10 Jul 2020
Ann McGeeney was born on the 3rd June 1962 in Cornonagh, a small townland outside Crossmaglen in South Armagh. Ann began her working life in Crossmaglen as manager of the newly formed Regeneration of South Armagh community organisation. She was dedicated to working with and for communities in deprived areas, on both sides of the border, supporting peacebuilding and inspiring women to be confident and make a difference to their lives. She worked in dangerous and difficult times but despite intimidation, confrontation and challenge she never diverted from what she believed in or in the defence of who she believed in.
Ann also led an exceptionally active life outside work – running, cycling, kayaking and walking her beloved hills. However, following a diagnosis of lung cancer in June 2014, Ann’s life was cut short and she sadly passed away fifteen months later at the age of just 52.
To recognise Ann’s work and life her family, husband Jimmy, daughters Daisy and Holly and sons Ardal and James, decided to set up a fund in her memory through the Community Foundation.
“We set up the Ann McGeeney Fund in memory of Ann, so her work could live on and also that our daughter’s Holly and Daisy could be involved in something that would make their mother proud.
“Giving money to do good things was Ann’s passion and we are doing just that. Ann was passionate about peacebuilding and rebuilding communities torn apart by conflict. Ann worked with communities on both sides of the border, reaching out to those hard to reach individuals, listening to them and learning what was needed to support them. Ann had a particular focus on peacebuilding and women’s groups seeking to make a positive change to their lives. We are so proud that through her fund that work continues today”.
Drum Development Association is one of the groups to benefit from the Ann McGeeney Fund.
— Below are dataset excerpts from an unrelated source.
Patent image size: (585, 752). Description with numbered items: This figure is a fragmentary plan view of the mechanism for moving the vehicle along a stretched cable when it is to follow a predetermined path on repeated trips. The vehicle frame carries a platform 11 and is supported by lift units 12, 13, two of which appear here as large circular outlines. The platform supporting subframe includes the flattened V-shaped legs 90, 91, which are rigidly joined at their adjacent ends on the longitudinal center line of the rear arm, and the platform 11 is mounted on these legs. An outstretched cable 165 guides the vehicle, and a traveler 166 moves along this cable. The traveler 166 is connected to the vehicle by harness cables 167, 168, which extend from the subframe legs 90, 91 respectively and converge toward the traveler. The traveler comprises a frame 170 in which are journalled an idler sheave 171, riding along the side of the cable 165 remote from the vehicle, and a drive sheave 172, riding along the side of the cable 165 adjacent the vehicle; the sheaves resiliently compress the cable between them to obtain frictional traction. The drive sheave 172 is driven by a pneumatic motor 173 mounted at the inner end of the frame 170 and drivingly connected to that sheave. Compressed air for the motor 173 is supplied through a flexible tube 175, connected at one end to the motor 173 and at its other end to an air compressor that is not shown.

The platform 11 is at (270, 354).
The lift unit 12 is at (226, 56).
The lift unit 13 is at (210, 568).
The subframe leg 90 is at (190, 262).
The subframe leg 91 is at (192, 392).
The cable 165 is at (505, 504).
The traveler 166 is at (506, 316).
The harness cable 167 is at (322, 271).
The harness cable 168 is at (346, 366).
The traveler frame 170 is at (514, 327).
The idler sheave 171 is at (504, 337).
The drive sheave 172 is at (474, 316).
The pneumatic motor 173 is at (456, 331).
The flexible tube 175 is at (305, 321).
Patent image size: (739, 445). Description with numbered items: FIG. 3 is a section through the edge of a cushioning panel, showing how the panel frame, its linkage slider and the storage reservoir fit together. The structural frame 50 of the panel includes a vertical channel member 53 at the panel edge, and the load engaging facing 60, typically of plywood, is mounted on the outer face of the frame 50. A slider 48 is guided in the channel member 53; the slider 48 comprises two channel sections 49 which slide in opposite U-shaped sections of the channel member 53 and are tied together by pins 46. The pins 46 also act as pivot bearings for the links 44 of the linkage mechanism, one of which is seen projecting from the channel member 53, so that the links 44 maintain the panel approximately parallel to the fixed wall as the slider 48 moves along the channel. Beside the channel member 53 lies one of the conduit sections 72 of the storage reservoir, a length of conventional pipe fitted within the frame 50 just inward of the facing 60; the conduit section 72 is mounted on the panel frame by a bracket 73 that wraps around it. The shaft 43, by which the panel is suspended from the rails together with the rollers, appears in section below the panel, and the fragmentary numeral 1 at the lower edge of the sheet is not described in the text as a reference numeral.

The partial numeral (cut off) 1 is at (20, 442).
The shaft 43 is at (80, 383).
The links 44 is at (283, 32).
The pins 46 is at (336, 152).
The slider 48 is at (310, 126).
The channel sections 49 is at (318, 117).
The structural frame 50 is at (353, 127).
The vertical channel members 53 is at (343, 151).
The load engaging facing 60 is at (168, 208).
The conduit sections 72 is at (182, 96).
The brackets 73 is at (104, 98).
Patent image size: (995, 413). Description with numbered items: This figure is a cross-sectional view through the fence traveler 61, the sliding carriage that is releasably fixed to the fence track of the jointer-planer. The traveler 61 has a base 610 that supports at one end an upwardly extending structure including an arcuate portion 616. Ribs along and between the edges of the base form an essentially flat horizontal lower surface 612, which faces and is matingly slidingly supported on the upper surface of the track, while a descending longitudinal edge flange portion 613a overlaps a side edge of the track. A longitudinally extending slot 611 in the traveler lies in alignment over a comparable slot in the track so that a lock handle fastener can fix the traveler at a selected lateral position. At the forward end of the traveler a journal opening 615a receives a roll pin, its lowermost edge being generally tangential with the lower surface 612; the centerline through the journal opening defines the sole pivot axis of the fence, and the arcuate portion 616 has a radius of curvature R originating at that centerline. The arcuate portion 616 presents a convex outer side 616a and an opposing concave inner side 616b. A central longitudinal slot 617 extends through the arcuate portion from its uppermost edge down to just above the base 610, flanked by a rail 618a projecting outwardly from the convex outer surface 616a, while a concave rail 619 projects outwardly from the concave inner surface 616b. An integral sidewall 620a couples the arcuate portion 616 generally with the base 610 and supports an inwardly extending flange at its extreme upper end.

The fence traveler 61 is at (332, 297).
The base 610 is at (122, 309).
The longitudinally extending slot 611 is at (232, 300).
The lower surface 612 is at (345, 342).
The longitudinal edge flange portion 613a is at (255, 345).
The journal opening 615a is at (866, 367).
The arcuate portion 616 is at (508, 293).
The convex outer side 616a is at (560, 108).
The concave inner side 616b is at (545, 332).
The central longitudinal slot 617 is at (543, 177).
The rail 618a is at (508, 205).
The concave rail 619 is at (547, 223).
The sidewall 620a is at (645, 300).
They used their grant to run facilitated storytelling sessions exploring peace and conflict.
Angela Graham, Director of Drum Development Association, said,
“Storytelling is a powerful feeling, to be listened to and have your personal story heard. It’s an opportunity to gain understanding and compassion for others despite their background or culture and to bring communities together”.
Holly, one of Ann’s daughters, describes why the fund remains important to all the family,
“Drum Development Association are just one of the groups that have benefited from mum’s Fund over the years. As a family, it means the world to us to work with the Foundation to see where the challenges are today in our local area and to think about how mum would have been so pleased to be able to still support these groups. We also love holding family events to raise money for the Fund, remember mum and then see the impact the grants make. Small things do make a difference and, as mum always said, these grants, small though they may be in value make important differences to the projects they support.”